The Nexus shifted again, and Trench's steps faltered. As they neared the heart of the colossal structure, something gnawed at his thoughts, the nagging echo of Director Northmoor's voice. The directive to contain, not to question. It had always grated on Trench's nerves, but now, it felt more like an obstacle than a guideline.
"Reyes," he said, motioning for her to pause behind a jagged monolith. His voice dropped low. "Something about all this… doesn't sit right."
Reyes wiped sweat from her brow, her dampener still humming at full power. "You mean the hellish landscape or the fact that Northmoor hasn't sent backup?"
"Both," Trench admitted. "But more than that. The way the entity talks about us… how it keeps tying this back to the Bureau. What if Northmoor knows more than he's letting on?"
Reyes's brow furrowed. "You think he's hiding something?"

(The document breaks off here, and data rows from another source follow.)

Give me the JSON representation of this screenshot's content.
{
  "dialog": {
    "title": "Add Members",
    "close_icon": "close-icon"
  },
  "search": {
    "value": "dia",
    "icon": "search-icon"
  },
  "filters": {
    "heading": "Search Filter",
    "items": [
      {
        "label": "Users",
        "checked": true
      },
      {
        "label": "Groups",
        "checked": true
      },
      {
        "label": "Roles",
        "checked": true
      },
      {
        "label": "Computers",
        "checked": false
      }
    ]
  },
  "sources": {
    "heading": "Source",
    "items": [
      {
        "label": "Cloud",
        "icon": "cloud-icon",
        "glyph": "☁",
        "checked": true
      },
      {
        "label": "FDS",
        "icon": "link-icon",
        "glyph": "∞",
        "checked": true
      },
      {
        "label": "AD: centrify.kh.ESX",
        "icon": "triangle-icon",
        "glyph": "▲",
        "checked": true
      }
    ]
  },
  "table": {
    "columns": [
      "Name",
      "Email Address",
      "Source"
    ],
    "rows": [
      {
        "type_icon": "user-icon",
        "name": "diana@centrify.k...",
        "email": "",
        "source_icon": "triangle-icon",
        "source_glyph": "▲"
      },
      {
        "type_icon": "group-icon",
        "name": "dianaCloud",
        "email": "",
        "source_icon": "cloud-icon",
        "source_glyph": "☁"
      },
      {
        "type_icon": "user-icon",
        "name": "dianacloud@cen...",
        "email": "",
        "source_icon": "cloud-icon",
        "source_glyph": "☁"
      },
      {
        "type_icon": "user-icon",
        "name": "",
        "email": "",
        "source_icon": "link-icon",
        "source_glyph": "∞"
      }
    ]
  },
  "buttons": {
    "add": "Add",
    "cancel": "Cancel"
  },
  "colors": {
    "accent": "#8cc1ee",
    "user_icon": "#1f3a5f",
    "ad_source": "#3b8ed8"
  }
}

Trench leaned closer. "Think about it. We've seen what the Bureau's capable of. Containment procedures that wipe out entire teams. Experiments with Resonance that no one wants to admit happened. What if this rift… this whole Nexus… isn't some anomaly we stumbled across?"
Reyes's eyes widened. "You're saying we caused it."
Trench nodded grimly. "Or Northmoor did. And he's sending us to clean up his mess without giving us the full picture."
Before Reyes could respond, the ground beneath them trembled violently. A deep, resonant voice echoed through the Nexus, a mixture of the entity's tones and something colder, more human.
"You overstep your bounds, Trench," the voice said, chilling him to his core. "Your place is to follow, not to question."
Reyes's weapon snapped up, scanning the shifting horizon. "That voice… is that…?"
Trench's jaw tightened. "Northmoor."
The tendrils of the colossal structure seemed to react to the name, retracting briefly before lashing out in all directions. The guardians advanced again, their movements more aggressive, as if spurred by the voice.
"He's here," Trench muttered. "Or part of him is. Whatever he's done, it's tied him to this place."
Reyes's face hardened. "Then we finish what we came to do. With or without his approval."
Trench smirked grimly. "That's the spirit."
The two agents surged forward once more, the hum of Resonance Energy growing deafening as they closed in on the core. For the second time in his career, Trench felt the icy weight of Northmoor's gaze—not as a superior, but as an adversary. And this time, Trench vowed he wouldn't back down.